Distribution is all the more difficult since nothing dissociates their private life from their intellectual career, and they themselves have constantly accentuated the blurring of borders. And the relationship between these exceptional characters was very unique. He received the most fantastic education of his century, ancient Greek at 3, Plato, Latin and algebra at 8. Harriet Hardy, for her part, the daughter of a surgeon, was brought up in a Jane Austen-style universe, which she got busy leaving and criticizing, to finally maintain that it is fatal for women that the obsession with“to be married” constitutes “the subject of their existence”. On the contrary, she ardently maintains, they must be equal to men in everything: trades, functions, responsibilities.

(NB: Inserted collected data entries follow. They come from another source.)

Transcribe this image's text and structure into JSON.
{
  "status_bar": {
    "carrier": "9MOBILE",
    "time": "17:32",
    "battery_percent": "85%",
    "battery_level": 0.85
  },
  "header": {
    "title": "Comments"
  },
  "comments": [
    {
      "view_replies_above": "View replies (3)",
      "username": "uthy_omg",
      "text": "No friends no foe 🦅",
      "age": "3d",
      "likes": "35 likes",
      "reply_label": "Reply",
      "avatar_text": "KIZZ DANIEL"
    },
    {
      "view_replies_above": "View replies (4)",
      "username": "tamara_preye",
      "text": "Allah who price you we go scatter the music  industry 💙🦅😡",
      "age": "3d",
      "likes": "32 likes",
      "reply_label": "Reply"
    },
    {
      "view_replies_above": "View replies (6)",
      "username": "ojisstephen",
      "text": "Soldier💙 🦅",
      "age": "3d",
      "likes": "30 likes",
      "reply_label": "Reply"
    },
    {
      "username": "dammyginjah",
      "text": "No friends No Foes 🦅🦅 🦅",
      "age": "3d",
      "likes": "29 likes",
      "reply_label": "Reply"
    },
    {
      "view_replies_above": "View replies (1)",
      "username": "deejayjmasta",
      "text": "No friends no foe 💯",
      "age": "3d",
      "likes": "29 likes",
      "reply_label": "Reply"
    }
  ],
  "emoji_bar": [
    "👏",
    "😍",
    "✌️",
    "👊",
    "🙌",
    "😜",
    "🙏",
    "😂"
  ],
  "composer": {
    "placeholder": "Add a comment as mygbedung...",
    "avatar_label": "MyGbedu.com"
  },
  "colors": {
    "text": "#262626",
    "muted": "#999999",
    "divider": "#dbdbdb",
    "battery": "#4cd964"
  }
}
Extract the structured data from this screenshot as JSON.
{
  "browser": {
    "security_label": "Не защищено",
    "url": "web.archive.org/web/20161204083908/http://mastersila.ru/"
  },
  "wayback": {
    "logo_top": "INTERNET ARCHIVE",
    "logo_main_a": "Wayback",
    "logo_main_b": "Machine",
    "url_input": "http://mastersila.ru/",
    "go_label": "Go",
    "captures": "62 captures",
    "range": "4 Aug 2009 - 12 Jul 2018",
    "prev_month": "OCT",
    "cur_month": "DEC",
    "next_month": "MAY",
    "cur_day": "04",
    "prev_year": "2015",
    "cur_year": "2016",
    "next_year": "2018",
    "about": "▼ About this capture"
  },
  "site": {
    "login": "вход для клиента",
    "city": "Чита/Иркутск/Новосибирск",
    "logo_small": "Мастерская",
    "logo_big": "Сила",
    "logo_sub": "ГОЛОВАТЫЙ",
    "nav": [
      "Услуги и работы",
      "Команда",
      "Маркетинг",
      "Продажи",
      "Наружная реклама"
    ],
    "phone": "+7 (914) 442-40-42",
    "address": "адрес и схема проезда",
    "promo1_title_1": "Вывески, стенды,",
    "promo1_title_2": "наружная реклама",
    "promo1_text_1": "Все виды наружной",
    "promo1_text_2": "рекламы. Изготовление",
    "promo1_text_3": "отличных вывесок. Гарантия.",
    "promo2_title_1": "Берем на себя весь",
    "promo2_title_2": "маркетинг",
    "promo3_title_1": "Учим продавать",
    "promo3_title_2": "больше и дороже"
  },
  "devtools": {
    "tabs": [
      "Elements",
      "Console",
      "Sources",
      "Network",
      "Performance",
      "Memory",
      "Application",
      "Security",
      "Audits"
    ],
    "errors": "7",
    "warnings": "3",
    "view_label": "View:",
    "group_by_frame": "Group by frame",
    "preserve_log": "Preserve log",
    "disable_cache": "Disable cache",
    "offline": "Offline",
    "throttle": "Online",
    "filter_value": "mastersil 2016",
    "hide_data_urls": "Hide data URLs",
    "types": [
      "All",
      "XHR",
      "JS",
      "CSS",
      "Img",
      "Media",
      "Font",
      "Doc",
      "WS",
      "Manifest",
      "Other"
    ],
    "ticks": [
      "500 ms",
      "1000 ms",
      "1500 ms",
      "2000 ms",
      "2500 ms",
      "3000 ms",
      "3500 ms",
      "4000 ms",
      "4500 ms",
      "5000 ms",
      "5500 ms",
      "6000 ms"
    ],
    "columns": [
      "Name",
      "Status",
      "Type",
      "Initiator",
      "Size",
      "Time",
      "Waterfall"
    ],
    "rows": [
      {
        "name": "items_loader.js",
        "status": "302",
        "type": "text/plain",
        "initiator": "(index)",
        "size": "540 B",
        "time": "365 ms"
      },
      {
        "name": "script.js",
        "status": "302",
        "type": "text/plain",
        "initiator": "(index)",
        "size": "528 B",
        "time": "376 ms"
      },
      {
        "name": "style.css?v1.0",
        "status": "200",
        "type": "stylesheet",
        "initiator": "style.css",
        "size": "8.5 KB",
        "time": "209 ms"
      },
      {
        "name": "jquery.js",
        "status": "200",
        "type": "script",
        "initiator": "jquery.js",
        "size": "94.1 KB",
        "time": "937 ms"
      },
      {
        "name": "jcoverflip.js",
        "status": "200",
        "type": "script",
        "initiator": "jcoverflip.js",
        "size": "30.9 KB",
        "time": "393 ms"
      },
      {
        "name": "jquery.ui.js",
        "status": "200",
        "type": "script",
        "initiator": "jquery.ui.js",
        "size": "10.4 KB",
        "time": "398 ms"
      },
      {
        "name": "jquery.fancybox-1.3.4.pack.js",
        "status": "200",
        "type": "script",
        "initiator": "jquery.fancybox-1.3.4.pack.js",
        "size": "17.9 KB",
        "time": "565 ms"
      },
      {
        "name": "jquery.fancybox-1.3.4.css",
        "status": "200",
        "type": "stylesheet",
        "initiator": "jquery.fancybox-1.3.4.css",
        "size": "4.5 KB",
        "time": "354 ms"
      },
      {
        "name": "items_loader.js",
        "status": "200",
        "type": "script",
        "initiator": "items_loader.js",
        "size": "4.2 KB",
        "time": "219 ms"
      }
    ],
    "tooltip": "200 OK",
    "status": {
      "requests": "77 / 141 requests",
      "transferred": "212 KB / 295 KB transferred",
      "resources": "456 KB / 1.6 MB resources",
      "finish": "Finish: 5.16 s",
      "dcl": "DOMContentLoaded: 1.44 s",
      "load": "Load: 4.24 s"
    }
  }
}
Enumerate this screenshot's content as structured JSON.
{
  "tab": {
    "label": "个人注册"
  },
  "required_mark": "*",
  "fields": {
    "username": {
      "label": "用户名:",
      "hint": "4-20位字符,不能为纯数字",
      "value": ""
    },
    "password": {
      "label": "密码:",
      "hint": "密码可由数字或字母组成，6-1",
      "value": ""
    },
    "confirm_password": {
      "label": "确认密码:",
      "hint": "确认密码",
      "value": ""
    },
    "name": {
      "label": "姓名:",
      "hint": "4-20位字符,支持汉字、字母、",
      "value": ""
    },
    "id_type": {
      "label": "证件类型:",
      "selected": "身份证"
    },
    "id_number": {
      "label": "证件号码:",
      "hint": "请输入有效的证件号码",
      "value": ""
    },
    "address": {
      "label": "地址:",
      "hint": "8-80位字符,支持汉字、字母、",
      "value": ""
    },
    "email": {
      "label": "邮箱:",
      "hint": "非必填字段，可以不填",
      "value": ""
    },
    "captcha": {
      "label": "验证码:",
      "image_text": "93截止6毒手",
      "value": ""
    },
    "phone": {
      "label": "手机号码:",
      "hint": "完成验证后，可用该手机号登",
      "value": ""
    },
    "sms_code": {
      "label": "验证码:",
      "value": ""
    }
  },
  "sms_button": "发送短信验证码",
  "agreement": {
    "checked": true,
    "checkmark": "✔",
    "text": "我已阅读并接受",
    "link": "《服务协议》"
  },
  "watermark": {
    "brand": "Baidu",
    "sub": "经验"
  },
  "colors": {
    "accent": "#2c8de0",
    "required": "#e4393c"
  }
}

Previously, at the age of 18, she married John Taylor, with whom she had three children in a few years. She then met John Stuart Mill, in 1831, and their complicity never ceased. Harriet separates from her first husband, without however divorcing her or making her new union public, so as not to humiliate the tolerant and respectful husband. Two years after Taylor’s death, in 1851, she officially became Mill’s wife. They then live a few years of happiness and incessant conversations. A lung disease takes away Harriet at 51, in Avignon, in their house near the cemetery. He will continue to live there, fifteen years, in the veneration of his memory.

irony of history

Harriet Taylor’s texts published under her name, published in the United States in 1998, deal with women’s rights, ethics, tolerance. Close to the socialist doctrines of her time, she is said to have been more radical, in politics and in economics, than her companion. It is indisputable, in any case, that she has profoundly contributed to the elaboration of a common work which remains intensely topical. In effect, as shown recently by a remarkable work by Camille Dejardinthe writings of John Stuart Mill bring together liberalism and utopia, social justice and individual freedoms in a single dynamic from which we now have much to learn.